Por Fernando Castillo Montolla.-
En Sinaloa, el acceso a la justicia sigue siendo un privilegio geográfico. Mientras en las ciudades los tribunales operan con relativa normalidad, en decenas de comunidades rurales y serranas los derechos existen solo en el papel. Para una madre desplazada en la sierra, para un jornalero indígena sin contrato, para una mujer víctima de violencia en una comunidad sin juzgado ni defensor público, la justicia no es una opción real. Es una promesa que nunca llega.
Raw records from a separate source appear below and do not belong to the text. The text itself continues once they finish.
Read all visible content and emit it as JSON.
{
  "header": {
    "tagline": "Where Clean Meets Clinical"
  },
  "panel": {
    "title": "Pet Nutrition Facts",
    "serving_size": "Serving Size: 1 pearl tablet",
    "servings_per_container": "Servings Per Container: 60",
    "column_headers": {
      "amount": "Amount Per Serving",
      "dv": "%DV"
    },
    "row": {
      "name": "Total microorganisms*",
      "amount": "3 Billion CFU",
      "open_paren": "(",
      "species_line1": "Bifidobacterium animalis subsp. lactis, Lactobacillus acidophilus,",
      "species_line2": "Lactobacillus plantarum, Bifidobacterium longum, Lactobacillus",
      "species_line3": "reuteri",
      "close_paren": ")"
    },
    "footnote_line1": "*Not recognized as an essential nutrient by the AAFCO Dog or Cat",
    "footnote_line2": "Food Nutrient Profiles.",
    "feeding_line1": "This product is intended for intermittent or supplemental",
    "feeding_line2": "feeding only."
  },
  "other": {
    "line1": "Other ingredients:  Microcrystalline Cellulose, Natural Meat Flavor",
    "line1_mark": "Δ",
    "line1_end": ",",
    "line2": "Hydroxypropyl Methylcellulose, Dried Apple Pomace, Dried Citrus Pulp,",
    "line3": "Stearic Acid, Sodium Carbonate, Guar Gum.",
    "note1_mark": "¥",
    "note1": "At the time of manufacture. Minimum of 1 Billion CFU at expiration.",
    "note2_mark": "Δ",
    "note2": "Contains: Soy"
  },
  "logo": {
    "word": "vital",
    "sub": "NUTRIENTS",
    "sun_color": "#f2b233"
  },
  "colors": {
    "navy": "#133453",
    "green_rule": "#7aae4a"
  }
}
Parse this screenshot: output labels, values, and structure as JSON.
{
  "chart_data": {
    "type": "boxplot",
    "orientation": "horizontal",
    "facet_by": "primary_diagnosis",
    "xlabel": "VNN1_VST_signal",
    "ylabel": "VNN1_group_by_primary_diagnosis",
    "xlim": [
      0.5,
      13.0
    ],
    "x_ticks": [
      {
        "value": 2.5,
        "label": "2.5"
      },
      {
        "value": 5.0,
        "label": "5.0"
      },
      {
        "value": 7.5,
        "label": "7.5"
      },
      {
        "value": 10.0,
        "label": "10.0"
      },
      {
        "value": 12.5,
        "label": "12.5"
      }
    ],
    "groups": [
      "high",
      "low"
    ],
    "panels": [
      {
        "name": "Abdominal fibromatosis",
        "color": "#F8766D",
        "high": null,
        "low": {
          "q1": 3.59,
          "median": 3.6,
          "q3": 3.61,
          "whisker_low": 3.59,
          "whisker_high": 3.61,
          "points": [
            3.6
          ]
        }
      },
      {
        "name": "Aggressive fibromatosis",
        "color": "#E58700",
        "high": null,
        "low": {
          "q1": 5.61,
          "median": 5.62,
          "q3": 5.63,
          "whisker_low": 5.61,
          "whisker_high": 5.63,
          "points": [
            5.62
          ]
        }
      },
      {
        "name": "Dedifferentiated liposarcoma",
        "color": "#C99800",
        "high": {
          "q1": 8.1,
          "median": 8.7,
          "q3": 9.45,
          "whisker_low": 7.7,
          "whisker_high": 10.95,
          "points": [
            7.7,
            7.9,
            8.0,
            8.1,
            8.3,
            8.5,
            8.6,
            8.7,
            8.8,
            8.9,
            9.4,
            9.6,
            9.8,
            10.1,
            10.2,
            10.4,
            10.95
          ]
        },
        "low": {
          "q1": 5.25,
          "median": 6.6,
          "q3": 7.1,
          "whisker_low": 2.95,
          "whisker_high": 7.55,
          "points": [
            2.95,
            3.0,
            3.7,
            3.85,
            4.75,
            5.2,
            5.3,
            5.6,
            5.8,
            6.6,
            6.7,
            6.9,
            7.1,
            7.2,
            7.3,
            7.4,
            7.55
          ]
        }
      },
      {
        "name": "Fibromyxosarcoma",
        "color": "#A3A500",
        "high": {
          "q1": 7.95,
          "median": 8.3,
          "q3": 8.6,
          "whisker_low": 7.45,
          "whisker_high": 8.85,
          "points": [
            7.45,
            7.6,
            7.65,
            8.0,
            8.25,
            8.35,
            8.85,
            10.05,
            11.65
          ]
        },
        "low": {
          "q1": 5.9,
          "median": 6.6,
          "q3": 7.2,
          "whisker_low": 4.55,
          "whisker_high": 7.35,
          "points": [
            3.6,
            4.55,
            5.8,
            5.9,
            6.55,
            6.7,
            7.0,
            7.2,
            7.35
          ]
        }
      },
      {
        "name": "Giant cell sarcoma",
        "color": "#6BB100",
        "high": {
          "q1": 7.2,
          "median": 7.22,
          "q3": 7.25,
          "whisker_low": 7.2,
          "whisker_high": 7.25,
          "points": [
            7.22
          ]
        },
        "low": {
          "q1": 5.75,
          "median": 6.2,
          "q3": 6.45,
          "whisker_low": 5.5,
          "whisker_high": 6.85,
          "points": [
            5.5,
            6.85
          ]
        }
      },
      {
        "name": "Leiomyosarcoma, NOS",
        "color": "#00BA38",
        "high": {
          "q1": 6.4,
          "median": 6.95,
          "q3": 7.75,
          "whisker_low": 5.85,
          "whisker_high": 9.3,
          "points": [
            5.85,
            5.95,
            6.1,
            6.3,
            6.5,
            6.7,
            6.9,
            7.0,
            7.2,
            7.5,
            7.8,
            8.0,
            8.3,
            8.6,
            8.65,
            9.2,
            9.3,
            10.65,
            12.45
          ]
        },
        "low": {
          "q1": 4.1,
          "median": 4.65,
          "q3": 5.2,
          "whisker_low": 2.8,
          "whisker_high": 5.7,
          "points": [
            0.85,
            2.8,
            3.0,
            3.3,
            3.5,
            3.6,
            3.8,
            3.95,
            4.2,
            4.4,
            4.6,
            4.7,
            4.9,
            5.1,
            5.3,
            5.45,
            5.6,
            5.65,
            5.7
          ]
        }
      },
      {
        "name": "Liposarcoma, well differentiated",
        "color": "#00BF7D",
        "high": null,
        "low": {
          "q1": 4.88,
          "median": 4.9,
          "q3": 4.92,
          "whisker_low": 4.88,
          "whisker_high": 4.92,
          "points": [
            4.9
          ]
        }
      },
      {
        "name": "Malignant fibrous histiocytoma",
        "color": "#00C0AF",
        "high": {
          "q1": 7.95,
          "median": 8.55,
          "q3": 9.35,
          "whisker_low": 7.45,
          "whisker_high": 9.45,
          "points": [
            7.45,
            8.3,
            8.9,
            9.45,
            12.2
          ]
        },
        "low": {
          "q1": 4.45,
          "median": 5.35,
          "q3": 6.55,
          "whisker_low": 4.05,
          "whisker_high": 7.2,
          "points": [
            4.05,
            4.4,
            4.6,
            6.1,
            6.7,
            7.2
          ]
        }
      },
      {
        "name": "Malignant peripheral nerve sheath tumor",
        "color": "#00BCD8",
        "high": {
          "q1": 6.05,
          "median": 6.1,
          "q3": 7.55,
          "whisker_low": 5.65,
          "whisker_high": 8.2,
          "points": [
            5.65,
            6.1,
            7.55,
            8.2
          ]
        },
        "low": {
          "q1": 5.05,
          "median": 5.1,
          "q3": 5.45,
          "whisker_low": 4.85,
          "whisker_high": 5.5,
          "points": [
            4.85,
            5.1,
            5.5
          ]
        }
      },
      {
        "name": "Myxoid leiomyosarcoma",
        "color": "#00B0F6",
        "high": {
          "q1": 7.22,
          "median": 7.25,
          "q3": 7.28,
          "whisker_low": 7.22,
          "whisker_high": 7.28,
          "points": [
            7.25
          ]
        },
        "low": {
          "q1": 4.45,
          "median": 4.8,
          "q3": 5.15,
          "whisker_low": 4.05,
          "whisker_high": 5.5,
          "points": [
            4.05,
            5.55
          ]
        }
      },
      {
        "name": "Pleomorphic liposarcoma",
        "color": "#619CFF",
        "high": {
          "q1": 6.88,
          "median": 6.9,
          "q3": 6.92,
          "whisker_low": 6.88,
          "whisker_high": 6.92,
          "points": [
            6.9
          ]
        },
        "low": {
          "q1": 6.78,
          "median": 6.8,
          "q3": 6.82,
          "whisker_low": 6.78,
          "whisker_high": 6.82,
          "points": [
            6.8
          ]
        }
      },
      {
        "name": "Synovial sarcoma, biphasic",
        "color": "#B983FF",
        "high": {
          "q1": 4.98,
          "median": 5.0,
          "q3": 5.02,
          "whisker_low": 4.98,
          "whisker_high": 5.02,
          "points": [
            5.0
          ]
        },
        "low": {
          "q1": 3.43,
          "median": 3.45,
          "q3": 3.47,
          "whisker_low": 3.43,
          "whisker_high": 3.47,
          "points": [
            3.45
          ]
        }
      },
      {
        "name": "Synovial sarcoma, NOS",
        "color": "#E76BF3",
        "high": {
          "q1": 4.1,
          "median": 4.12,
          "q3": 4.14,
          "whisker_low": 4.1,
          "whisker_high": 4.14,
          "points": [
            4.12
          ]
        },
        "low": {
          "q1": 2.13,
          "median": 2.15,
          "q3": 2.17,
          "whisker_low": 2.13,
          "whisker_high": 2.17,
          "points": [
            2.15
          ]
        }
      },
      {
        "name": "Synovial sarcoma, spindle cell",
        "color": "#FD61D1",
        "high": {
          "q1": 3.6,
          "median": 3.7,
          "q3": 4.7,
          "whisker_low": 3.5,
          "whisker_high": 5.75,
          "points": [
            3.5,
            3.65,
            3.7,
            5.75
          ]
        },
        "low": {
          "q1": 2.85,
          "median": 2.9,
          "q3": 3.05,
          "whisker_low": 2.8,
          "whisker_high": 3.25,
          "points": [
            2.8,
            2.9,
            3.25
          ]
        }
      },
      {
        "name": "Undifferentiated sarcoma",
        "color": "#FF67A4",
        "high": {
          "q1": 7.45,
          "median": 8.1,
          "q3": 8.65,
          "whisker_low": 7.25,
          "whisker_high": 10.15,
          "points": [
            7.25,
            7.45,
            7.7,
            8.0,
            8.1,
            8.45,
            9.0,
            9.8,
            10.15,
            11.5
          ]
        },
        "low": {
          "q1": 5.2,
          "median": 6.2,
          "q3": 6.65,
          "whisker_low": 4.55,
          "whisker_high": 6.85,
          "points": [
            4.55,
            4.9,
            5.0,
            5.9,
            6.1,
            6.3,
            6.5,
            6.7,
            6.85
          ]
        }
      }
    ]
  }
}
Las cifras no lo dicen todo, pero sí revelan mucho: hay municipios donde no existe un solo defensor público disponible de forma permanente, ni un Ministerio Público con capacidad de atención inmediata. En muchos casos, las personas deben trasladarse por horas —incluso días— para presentar una denuncia, firmar un escrito o asistir a una audiencia. ¿Cómo hablar de igualdad ante la ley en esas condiciones?
La Constitución consagra el derecho al acceso a la justicia como un derecho humano fundamental. Pero cuando el Estado no garantiza presencia institucional mínima en zonas marginadas, está incumpliendo con su deber más básico: proteger a los más vulnerables. Lo grave es que esta exclusión territorial no es nueva. Es estructural. Y, peor aún, parece haberse normalizado.
El sistema judicial sinaloense ha concentrado históricamente sus recursos en las ciudades principales. Lo mismo ocurre con las nuevas instituciones creadas en los últimos años: Centros de Conciliación Laboral, Unidades de Atención a Víctimas, Defensorías Públicas Especializadas. ¿Dónde están para quienes viven en Badiraguato, Choix, Concordia, El Rosario o Sinaloa de Leyva? ¿Cuántas veces una víctima ha tenido que desistir simplemente porque no hay quién la escuche cerca de su comunidad?
El problema no se resuelve con discursos ni con campañas. Se resuelve con presupuesto, con voluntad política y con diseño institucional descentralizado. Se requiere llevar módulos itinerantes de justicia a las comunidades, ampliar la defensoría pública con enfoque comunitario, y usar tecnología con criterios de inclusión, no solo para presumir digitalización desde Culiacán.
También se requiere algo más profundo: una convicción ética de que la justicia no debe depender del lugar donde se nace o se vive. Porque cuando los derechos no se garantizan en la práctica, lo que hay no es desigualdad: es exclusión.
Sinaloa necesita un sistema de justicia que esté presente donde más se sufre la violencia, donde más se violan los derechos y donde menos se confía en la ley. Y eso empieza por dejar de hacer políticas públicas desde el escritorio, y empezar a escuchar a quienes, desde los márgenes, siguen esperando que el Estado algún día los vea.